Quarta, 18 de Outubro de 2017

Correio do Estado

Confira o editorial desta segunda-feira:
Desafios das crises

17 ABR 2017Por 03h:00


A lisura na arrecadação e nas despesas será essencial para garantir a compreensão da população ante medidas amargas

O desafio é enorme e há muito trabalho pela frente. As dificuldades financeiras, espalhadas por todo País, continuam e, por isso, a tendência é que o Governo Reinaldo Azambuja mantenha cautela e prudência diante do resultado satisfatório da aprovação de 70,9%, revelado pelo Ipems. Ainda nos próximos meses, “turbulências” serão enfrentadas, a começar pelo reajuste salarial dos servidores, cuja data-base é maio, que deve ficar abaixo do reivindicado. Ainda, no decorrer do ano, a gestão estadual terá o desafio de assegurar mais investimentos, pois, atualmente, grande parte das obras executadas depende exclusivamente de recursos arrecadados pelo Fundersul, fundo mantido pelos produtores rurais. 

A crise econômica tem várias faces nefastas e a mais cruel manifesta-se pelo alto índice de desemprego.

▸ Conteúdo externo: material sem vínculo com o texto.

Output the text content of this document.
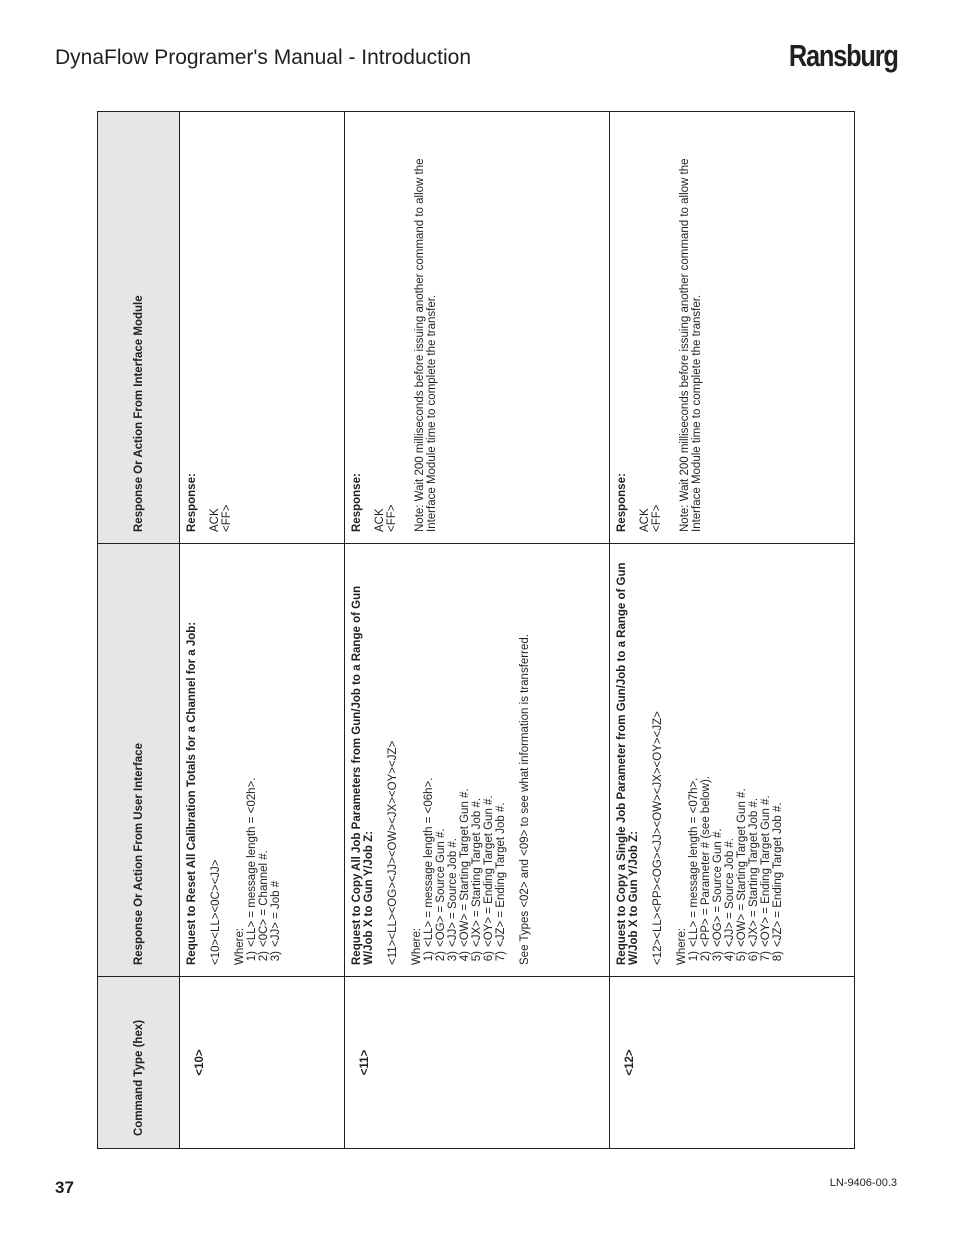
DynaFlow Programer's Manual - Introduction	Ransburg
Command Type (hex)
Response Or Action From User Interface
Response Or Action From Interface Module
<10>
Request to Reset All Calibration Totals for a Channel for a Job: <10><LL><0C><JJ> Where: 1)
<LL> = message length = <02h>.
2)
<0C> = Channel #.
3)
<JJ> = Job #
Response: ACK <FF>
<11>
Request to Copy All Job Parameters from Gun/Job to a Range of Gun W/Job X to Gun Y/Job Z: <11><LL><OG><JJ><OW><JX><OY><JZ> Where: 1)
<LL> = message length = <06h>.
2)
<OG> = Source Gun #.
3)
<JJ> = Source Job #.
4)
<OW> = Starting Target Gun #.
5)
<JX> = Starting Target Job #.
6)
<OY> = Ending Target Gun #.
7)
<JZ> = Ending Target Job #. See Types <02> and <09> to see what information is transferred.
Response: ACK <FF> Note: Wait 200 milliseconds before issuing another command to allow the Interface Module time to complete the transfer.
<12>
Request to Copy a Single Job Parameter from Gun/Job to a Range of Gun W/Job X to Gun Y/Job Z: <12><LL><PP><OG><JJ><OW><JX><OY><JZ> Where: 1)
<LL> = message length = <07h>.
2)
<PP> = Parameter # (see below).
3)
<OG> = Source Gun #.
4)
<JJ> = Source Job #.
5)
<OW> = Starting Target Gun #.
6)
<JX> = Starting Target Job #.
7)
<OY> = Ending Target Gun #.
8)
<JZ> = Ending Target Job #.
Response: ACK <FF> Note: Wait 200 milliseconds before issuing another command to allow the Interface Module time to complete the transfer.
37	LN-9406-00.3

Esse indicador expõe os entraves para o crescimento, a perda do poder de compra do consumidor, a falência de empresas e, consequentemente, a queda arrecadatória para Estado e prefeituras. A situação de colapso forçou gestores a rever gastos, aumentar rigor para fiscalizar e cobrar inadimplentes, revisar incentivos fiscais exagerados ou até mesmo cortar alguns cargos comissionados que serviam apenas para apadrinhamento político. Obviamente, ainda estamos longe do ideal e, certamente, qualquer análise mais aprofundada em portais da transparência serve para nos depararmos com situações discrepantes. Mas, há de se considerar que a crise aliada aos escândalos de corrupção desmascarados em todo o País vem levando a mudanças de postura e exigindo medidas que há muito eram proteladas. 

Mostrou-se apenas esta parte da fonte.